Although a rather long description, it draws the reader into the frenzy of the red caps’ dancing and symbolises that a new being - the mob - had gone wild and out of control, unstoppable by anyone. Perhaps this symbolises the whole nature of the revolution,hors de contrôle, going further than anyone wanted it to go, except perhaps Madame Defarge!

Another reason I like the French chapters is because Dickens clearly shows the difference between the rich and the poor and then the sweet feeling of revenge when the poor retaliate and manage to take control. A scene such as the downfall of Foulon is an excellent example of the poor retaliating and winning. In my mind, I say, “Yes! They’ve done it at last.”

“From such house-hold occupations as their bare poverty yielded, from their children , from their aged and their sick crouching on the bare ground famished and naked, they ran out with streaming hair, urging one another, and themselves, to madness with the wildest cries and actions. Villain Foulon taken, my sister! Old Foulon taken, my mother!
Miscreant Foulon taken, my daughter! Then a score of others ran into the midst of these, beating their breasts, tearing their hair and screaming, Foulon alive! Foulon who told the starving people that they might eat grass!”

These wild shouts from the poor of Paris show the feeling throughout Paris - the fury at these aristocrats, the ones who did not care twopence about the poor. They want him to die in compensation for his wrongdoing so they chase him down, shame him and finally when he is barely alive, they hang him. They make him suffer, as he made them suffer. These sentences make me feel one of the crowd. They are short and sharp, giving emphasis to each scream.

It’s true that the English chapters are familiar and therefore might be liked by more people because the reader can understand the locations that Dickens is talking about. They know Soho, they know the Old Bailey; they can associate with the characters much more easily than they can with the blood-thirsty Defarges in a poor district of Paris, which they have probably never heard of. Another point of view is that they like the French chapters because they are more exotic and different. It might give them a feeling of comfort that the horrific things they read of did not happen in England and are unlikely to happen in the near future.

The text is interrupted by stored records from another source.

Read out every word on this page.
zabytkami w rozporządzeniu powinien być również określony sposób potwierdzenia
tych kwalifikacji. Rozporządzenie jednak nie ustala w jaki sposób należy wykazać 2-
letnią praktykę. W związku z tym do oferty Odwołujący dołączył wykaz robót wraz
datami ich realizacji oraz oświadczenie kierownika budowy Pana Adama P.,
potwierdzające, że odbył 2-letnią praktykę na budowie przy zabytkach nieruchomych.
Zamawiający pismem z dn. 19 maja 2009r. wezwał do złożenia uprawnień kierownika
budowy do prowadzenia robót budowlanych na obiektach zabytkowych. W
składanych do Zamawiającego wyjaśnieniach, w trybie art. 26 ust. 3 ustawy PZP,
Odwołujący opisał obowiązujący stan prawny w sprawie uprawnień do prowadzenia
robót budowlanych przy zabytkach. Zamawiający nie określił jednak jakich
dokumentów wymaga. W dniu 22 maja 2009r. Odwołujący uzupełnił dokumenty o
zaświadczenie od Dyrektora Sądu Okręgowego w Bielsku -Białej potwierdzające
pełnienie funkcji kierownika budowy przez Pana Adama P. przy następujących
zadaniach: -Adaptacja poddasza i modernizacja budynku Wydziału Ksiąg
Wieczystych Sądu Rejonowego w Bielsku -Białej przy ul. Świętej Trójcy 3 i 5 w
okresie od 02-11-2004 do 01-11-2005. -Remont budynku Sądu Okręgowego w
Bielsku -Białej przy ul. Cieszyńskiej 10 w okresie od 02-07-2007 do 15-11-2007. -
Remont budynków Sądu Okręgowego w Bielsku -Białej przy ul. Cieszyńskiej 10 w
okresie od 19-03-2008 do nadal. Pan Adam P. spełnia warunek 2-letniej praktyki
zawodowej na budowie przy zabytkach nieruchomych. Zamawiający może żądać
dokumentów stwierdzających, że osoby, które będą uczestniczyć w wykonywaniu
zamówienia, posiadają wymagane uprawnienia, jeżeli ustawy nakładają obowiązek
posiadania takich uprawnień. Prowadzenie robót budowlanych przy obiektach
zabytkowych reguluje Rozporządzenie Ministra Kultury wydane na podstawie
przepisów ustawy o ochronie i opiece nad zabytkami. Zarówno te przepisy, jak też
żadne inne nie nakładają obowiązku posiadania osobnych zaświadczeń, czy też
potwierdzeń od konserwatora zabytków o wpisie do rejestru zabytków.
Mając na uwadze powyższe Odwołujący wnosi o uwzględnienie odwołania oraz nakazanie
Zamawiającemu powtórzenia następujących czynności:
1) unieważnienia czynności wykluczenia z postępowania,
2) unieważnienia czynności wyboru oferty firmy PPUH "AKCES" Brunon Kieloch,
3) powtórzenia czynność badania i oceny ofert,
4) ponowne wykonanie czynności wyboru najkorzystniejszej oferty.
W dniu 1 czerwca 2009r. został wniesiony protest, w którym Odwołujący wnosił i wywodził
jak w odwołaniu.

Perhaps it gives a feeling of ‘we’re better than you are’. We did not massacre thousands of people because they had money. The fact remains, although many choose to forget it, that we burnt thousands of Protestants and Catholics in the sixteenth century on the basis of religion rather than wealth.

The effect the novel would have had on Dickens’ audience at the time of publication would be much more than today. To the people of Victorian England, the Revolution was not so very long ago and reading about the Terror would make them apprehensive. Nowadays, the French Revolution seems as though it belongs in the dim and distant past – to be forgotten about. Perhaps the memory of the Revolution is overwhelmed by the two wars that we have had this century.

My opinion remains unchanged by looking through the novel and I think each set of chapters have their merits and faults. Maybe Dickens himself enjoyed writing about the French Revolution and found it more interesting, therefore his enjoyment shows through and gives energy to his writing about the events set in France .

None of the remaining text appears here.